INFEKSI maupun gangguan pada katup jantung membuat jantung tidak mampu memompa, memompa tidak efisien, atau memompa salah. Ini menyebabkan sindroma kegagalan jantung dengan gejala bengkak di kaki, hati, dan organ-organ tubuh lainnya, sesak, jantung berdebar-debar, tidak bisa berbaring, dan sulit tidur.

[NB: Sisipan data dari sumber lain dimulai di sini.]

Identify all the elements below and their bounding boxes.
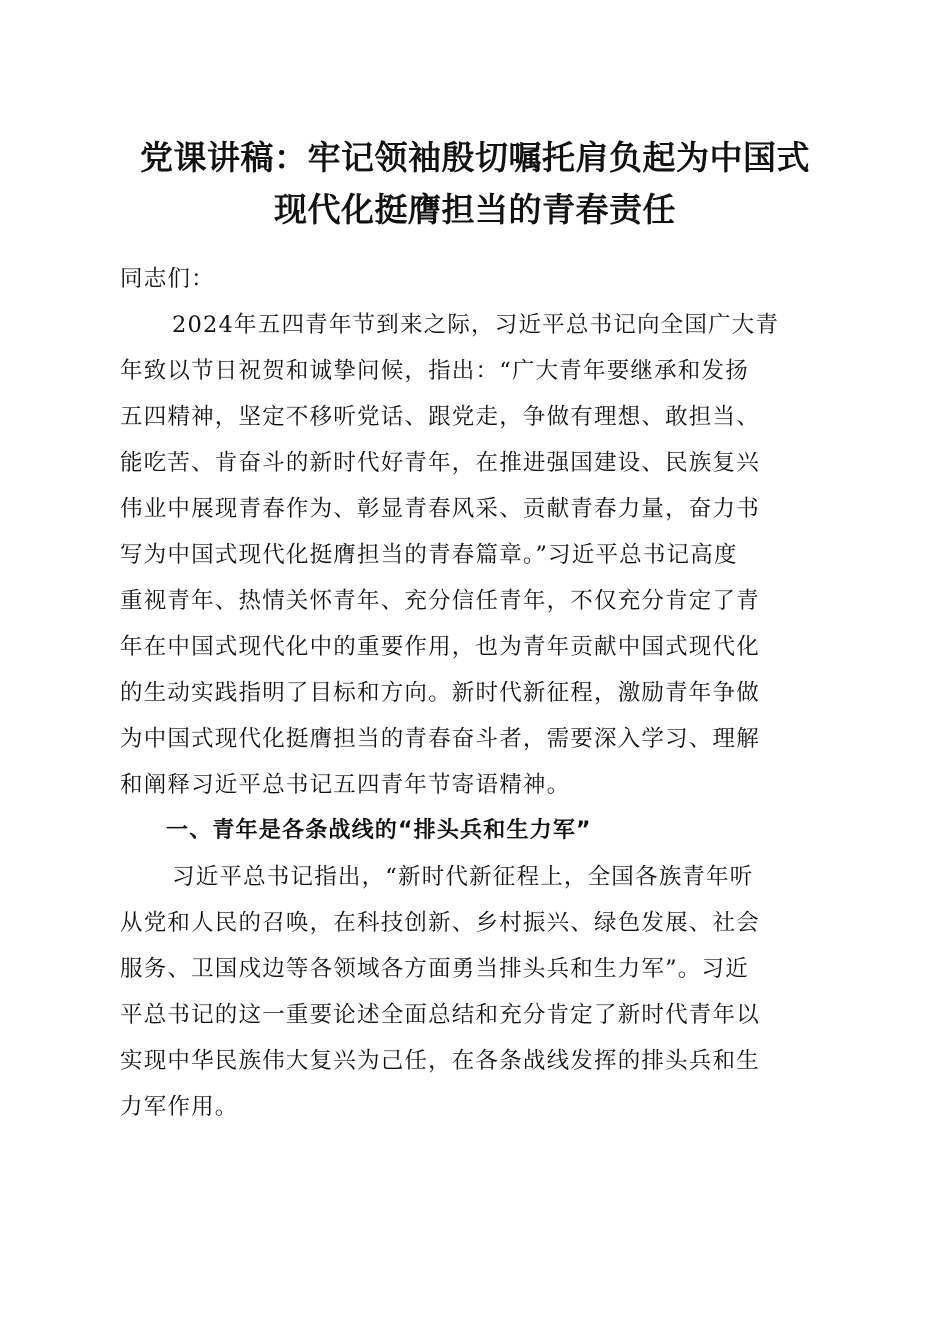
document-body — [120, 256, 828, 1130]
paragraph-line: 年致以节日祝贺和诚挚问候，指出：“广大青年要继承和发扬 — [120, 358, 749, 384]
paragraph-line: 平总书记的这一重要论述全面总结和充分肯定了新时代青年以 — [120, 1002, 760, 1028]
paragraph-line: 服务、卫国戍边等各领域各方面勇当排头兵和生力军”。习近 — [120, 956, 749, 982]
paragraph-line: 能吃苦、肯奋斗的新时代好青年，在推进强国建设、民族复兴 — [120, 450, 760, 476]
paragraph-line: 伟业中展现青春作为、彰显青春风采、贡献青春力量，奋力书 — [120, 496, 760, 522]
paragraph-line: 和阐释习近平总书记五四青年节寄语精神。 — [120, 772, 571, 798]
paragraph-line: 重视青年、热情关怀青年、充分信任青年，不仅充分肯定了青 — [120, 588, 760, 614]
salutation: 同志们： — [120, 266, 215, 292]
paragraph-line: 习近平总书记指出，“新时代新征程上，全国各族青年听 — [172, 864, 754, 890]
paragraph-line: 为中国式现代化挺膺担当的青春奋斗者，需要深入学习、理解 — [120, 726, 760, 752]
paragraph-line: 年在中国式现代化中的重要作用，也为青年贡献中国式现代化 — [120, 634, 760, 660]
paragraph-line: 五四精神，坚定不移听党话、跟党走，争做有理想、敢担当、 — [120, 404, 760, 430]
paragraph-line: 的生动实践指明了目标和方向。新时代新征程，激励青年争做 — [120, 680, 760, 706]
paragraph-intro — [120, 302, 828, 808]
paragraph-line: 从党和人民的召唤，在科技创新、乡村振兴、绿色发展、社会 — [120, 910, 760, 936]
paragraph-line: 实现中华民族伟大复兴为己任，在各条战线发挥的排头兵和生 — [120, 1048, 760, 1074]
section-heading: 一、青年是各条战线的“排头兵和生力军” — [166, 818, 592, 843]
paragraph-line: 力军作用。 — [120, 1094, 239, 1120]
title-line-1: 党课讲稿：牢记领袖殷切嘱托肩负起为中国式 — [140, 138, 810, 177]
document-title — [60, 132, 890, 236]
title-line-2: 现代化挺膺担当的青春责任 — [274, 190, 676, 229]
paragraph-line: 写为中国式现代化挺膺担当的青春篇章。”习近平总书记高度 — [120, 542, 738, 568]
paragraph-line: 2024年五四青年节到来之际，习近平总书记向全国广大青 — [172, 312, 780, 338]
paragraph-section-1 — [120, 854, 828, 1130]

Kalau tidak ditangani, otot jantung akan semakin rusak. Kinetiknya berubah, karena harus bekerja lebih berat dan lebih banyak, untuk memenuhi kebutuhan tubuh. Puncaknya, otot jantung berhenti bekerja dan matilah penderitanya.
Infeksi diobati dengan antibiotik. Namun karena kumannya sering kali berada di bagian-bagian jantung yang tersembunyi, perlu antibiotik dosis tinggi. Tidak jarang antibiotik harus diberikan selama beberapa minggu, dengan harga yang tidak murah pula. Akibatnya, biaya membengkak.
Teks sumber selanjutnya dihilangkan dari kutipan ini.